Hillel sortit de voiture.
— Tu es complètement fou ! hurla-t-il. Qu'est-ce que t'as fait, bon Dieu, qu'est-ce que t'as fait ?
— C'était lui ou nous, Hill' ! Lui ou nous !
— On a tué un homme, Woody. On a tué un homme !
— Ce ne sera que le deuxième pour moi, répondit Woody d'un ton presque cynique. Qu'est-ce que tu pensais, Hillel ! Qu'on allait prendre la clé des champs et que ce serait la belle vie ? Je suis un putain de fugitif.
— Je ne savais même pas que tu avais un flingue.
— Tu me l'aurais pris si je te l'avais dit.
— Exactement. Donne-le-moi, maintenant.
— Jamais. Imagine qu'on te pique avec…
— Donne-le-moi ! Je vais m'en débarrasser. Donne-le-moi, Woody, ou nos chemins se séparent ici !

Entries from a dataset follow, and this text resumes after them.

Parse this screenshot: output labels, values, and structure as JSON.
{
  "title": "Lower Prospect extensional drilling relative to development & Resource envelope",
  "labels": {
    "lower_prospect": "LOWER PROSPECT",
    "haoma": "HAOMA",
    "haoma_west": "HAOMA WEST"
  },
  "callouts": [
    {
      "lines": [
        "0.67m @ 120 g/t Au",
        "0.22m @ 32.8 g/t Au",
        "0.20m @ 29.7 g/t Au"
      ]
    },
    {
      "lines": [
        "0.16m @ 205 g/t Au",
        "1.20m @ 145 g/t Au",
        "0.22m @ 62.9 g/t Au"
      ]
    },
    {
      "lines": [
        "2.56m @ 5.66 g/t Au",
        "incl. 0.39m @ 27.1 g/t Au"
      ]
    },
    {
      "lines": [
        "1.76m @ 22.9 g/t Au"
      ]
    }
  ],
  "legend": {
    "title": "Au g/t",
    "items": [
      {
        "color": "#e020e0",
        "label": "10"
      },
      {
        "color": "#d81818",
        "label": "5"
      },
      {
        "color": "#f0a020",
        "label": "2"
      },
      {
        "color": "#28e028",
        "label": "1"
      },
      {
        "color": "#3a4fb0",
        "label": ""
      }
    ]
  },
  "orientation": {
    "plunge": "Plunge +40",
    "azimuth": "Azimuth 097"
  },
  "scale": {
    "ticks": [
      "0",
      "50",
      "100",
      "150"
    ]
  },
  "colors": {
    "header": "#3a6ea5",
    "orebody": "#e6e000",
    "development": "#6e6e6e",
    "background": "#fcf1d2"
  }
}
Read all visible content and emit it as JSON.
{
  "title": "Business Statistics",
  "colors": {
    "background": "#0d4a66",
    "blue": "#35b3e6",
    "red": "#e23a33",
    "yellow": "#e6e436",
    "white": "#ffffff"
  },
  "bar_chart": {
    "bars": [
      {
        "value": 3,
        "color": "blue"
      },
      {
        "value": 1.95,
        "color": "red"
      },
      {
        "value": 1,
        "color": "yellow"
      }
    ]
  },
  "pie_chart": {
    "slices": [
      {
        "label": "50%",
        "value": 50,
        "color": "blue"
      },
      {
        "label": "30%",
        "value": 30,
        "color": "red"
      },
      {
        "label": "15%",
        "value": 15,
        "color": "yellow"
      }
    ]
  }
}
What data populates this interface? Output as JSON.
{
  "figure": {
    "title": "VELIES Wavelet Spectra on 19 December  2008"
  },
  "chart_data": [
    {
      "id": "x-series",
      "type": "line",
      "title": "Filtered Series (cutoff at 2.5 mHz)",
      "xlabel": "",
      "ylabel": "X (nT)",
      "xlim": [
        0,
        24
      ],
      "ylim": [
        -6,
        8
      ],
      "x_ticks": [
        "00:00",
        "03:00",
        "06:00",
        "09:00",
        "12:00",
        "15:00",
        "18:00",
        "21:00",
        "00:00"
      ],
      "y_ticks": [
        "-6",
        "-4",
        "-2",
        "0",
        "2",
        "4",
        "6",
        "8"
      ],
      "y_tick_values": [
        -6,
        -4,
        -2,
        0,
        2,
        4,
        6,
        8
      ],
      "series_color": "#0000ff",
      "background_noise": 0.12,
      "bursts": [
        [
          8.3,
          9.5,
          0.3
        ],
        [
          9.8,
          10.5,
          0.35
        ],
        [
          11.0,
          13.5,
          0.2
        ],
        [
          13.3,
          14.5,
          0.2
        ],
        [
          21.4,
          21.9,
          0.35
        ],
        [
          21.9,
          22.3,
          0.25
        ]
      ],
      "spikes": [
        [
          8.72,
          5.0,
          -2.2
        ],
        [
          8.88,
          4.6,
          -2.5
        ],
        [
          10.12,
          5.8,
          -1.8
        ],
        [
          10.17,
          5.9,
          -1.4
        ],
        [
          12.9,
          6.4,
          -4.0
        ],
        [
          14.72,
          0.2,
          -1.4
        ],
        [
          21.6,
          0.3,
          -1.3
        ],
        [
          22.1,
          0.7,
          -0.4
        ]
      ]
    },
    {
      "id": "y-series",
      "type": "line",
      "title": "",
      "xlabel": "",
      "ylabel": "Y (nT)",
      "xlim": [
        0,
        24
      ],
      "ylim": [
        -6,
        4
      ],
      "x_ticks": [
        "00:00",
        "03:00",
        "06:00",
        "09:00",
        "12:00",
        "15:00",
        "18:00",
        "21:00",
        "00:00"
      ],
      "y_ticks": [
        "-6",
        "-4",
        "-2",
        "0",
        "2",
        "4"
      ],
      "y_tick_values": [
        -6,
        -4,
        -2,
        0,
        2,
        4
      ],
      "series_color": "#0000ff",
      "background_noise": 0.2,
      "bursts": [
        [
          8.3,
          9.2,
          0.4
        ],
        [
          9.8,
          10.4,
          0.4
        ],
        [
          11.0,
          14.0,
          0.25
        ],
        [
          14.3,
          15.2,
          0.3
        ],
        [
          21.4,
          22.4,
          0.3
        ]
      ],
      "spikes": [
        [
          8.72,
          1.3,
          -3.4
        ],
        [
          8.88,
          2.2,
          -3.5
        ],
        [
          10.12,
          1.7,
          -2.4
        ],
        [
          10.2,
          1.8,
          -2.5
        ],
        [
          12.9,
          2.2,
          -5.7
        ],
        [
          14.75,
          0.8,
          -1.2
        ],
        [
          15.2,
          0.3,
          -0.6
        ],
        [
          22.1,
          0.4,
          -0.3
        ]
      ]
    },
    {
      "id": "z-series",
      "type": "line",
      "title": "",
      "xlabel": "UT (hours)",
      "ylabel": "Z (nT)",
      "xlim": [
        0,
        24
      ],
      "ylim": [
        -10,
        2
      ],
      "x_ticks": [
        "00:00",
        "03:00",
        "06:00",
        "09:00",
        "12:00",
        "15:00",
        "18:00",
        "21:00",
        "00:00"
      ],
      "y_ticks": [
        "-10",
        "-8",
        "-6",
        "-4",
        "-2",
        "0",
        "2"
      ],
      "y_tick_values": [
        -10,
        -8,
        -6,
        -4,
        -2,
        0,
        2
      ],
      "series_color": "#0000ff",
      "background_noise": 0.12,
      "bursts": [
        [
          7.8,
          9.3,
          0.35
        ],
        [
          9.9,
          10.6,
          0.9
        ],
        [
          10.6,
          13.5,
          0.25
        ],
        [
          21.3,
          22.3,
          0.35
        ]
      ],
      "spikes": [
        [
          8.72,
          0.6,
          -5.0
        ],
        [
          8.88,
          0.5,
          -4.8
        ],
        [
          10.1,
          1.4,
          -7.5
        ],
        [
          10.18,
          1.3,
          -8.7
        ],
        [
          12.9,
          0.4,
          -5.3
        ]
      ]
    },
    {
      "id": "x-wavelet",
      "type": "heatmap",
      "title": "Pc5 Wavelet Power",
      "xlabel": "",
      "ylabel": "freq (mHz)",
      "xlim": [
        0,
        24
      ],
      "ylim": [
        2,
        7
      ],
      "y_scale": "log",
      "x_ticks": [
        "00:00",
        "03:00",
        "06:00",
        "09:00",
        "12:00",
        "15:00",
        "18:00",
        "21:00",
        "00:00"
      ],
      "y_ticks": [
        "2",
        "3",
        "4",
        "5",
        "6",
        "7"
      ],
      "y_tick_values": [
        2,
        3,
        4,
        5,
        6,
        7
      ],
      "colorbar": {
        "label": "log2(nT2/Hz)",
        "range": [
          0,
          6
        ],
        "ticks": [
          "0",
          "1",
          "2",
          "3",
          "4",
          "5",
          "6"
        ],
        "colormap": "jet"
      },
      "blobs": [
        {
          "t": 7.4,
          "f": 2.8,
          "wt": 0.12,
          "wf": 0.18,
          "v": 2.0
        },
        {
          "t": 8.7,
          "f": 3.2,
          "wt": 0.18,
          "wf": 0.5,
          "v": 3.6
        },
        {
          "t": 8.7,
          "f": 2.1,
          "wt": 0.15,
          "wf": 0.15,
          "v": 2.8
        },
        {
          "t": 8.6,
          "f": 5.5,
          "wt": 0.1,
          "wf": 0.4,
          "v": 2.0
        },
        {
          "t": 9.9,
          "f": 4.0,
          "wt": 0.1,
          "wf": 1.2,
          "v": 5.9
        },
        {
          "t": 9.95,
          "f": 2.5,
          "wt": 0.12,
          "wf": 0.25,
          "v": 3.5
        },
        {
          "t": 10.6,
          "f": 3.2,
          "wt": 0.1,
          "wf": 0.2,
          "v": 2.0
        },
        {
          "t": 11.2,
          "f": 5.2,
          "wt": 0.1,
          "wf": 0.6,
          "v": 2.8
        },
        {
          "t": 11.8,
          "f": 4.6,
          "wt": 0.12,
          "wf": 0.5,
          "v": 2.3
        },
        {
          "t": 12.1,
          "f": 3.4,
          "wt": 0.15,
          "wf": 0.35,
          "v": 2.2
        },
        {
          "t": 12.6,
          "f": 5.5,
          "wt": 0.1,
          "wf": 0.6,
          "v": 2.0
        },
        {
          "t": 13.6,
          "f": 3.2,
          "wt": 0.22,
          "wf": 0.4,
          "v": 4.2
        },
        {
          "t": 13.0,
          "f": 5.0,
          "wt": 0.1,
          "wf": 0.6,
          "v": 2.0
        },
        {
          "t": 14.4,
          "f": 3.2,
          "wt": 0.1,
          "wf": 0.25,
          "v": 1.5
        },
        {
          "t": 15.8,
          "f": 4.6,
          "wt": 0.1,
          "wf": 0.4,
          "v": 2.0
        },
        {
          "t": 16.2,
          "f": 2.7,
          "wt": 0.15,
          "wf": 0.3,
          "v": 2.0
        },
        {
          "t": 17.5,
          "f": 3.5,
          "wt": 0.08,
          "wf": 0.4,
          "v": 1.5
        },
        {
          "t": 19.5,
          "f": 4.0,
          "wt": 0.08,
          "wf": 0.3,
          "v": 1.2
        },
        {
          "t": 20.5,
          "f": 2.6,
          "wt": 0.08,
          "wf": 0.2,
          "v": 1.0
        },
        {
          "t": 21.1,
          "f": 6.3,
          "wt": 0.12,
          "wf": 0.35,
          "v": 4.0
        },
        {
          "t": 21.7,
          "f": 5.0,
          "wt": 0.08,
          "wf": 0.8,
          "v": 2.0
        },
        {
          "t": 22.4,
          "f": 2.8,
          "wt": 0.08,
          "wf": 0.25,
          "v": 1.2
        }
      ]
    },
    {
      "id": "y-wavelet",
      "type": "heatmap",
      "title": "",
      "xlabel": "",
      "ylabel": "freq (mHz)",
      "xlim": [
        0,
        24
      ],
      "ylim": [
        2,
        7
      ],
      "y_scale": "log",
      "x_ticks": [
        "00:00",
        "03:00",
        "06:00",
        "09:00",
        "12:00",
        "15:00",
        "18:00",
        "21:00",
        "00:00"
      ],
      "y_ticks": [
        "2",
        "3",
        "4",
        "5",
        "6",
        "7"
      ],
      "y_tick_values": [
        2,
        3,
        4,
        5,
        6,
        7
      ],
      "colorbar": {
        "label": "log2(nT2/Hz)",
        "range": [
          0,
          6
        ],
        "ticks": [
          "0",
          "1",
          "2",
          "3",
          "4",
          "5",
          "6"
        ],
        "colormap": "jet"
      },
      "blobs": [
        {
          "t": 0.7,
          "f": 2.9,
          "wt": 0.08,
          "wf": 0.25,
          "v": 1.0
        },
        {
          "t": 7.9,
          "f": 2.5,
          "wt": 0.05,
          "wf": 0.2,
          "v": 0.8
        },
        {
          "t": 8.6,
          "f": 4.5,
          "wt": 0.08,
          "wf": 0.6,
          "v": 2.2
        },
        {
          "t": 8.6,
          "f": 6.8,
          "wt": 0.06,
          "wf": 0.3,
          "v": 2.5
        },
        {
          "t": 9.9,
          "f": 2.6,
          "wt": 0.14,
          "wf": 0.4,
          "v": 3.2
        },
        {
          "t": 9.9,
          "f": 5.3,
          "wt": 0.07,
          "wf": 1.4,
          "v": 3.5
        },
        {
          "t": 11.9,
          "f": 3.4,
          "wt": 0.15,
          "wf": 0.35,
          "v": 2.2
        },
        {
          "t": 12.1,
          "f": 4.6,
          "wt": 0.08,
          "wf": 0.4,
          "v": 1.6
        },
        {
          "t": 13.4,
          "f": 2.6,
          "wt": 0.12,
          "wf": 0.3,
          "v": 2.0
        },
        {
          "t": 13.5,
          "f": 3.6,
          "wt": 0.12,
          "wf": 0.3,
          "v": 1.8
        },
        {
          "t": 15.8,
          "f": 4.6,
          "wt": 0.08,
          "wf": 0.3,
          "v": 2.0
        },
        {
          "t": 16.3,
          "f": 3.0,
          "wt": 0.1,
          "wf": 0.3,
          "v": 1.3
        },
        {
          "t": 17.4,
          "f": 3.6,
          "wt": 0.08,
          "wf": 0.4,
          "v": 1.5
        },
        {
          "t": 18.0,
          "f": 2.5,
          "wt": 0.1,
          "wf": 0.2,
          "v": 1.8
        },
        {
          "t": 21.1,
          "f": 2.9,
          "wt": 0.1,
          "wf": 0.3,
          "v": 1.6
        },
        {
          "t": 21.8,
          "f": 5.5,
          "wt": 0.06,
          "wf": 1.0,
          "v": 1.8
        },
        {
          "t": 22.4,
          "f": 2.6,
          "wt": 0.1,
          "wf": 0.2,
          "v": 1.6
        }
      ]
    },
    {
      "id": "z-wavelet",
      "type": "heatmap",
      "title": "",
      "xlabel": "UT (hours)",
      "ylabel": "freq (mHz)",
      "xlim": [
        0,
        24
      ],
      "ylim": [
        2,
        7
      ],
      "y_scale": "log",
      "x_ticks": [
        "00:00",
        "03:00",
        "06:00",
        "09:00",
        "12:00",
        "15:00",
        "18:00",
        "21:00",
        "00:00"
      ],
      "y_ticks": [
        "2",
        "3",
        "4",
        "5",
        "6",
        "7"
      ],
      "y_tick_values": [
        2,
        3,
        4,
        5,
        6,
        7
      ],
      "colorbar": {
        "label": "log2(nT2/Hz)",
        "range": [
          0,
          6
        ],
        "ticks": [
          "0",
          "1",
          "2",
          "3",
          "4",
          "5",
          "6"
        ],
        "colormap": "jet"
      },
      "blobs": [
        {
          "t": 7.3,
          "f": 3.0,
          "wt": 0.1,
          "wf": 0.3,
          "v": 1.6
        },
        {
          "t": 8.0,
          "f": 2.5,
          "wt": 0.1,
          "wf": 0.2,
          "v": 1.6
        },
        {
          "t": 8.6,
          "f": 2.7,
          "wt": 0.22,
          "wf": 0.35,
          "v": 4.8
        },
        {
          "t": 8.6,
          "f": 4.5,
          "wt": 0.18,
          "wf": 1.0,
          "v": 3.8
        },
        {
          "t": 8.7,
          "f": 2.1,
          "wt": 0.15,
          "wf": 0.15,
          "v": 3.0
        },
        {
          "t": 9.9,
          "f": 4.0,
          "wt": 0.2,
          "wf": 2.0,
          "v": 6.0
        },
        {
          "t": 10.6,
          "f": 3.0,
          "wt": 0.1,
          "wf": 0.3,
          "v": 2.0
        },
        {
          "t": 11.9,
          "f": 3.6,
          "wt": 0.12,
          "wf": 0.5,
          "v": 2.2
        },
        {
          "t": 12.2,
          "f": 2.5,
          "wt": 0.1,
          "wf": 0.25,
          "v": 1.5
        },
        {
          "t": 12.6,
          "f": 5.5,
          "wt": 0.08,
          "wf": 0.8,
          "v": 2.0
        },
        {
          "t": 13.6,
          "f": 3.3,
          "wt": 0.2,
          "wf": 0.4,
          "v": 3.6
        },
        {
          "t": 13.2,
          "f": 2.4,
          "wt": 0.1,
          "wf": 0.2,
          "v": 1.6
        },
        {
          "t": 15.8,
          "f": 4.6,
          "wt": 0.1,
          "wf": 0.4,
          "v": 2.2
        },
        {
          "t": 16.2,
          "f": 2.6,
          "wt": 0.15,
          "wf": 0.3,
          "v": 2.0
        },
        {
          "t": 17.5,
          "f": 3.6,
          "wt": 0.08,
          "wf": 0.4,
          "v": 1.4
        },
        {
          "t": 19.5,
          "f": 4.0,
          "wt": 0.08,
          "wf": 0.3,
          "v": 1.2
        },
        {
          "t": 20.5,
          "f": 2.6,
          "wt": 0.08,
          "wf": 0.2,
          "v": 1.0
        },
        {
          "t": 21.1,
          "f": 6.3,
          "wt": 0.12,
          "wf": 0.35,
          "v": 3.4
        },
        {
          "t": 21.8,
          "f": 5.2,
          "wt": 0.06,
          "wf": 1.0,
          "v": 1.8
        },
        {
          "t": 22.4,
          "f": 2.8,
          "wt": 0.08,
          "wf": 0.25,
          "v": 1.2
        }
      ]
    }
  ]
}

Après une longue hésitation, Woody lui remit l'arme. Hillel disparut entre les arbres. Il y avait une rivière en contrebas et Woody entendit Hillel y jeter l'arme. Il revint à la voiture, blême.
— Qu'y a-t-il ? demanda Woody.
— Nos documents d'identité… ils sont avec le flic. Woody se prit le visage entre les mains. Dans le feu de L'action, il avait complètement oublié de les récupérer.
— Il faut qu'on laisse la voiture ici, dit Hillel. Le flic avait les papiers de la voiture avec lui. On doit partir à pied.
Ce furent les premières nouvelles.
Le Marshal vint cette fois trouver Oncle Saul à son cabinet.
— Un policier a été tué cette nuit par Woodrow Finn sur un parking du Montana lors d'un contrôle de routine. La caméra de bord a tout enregistré. Il était dans une voiture immatriculée à votre nom.
Il lui montra une image tirée de l'enregistrement vidéo.
— C'est la voiture qu'Hillel utilise, dit Oncle Saul.
— C'est la vôtre, rectifia le Marshal.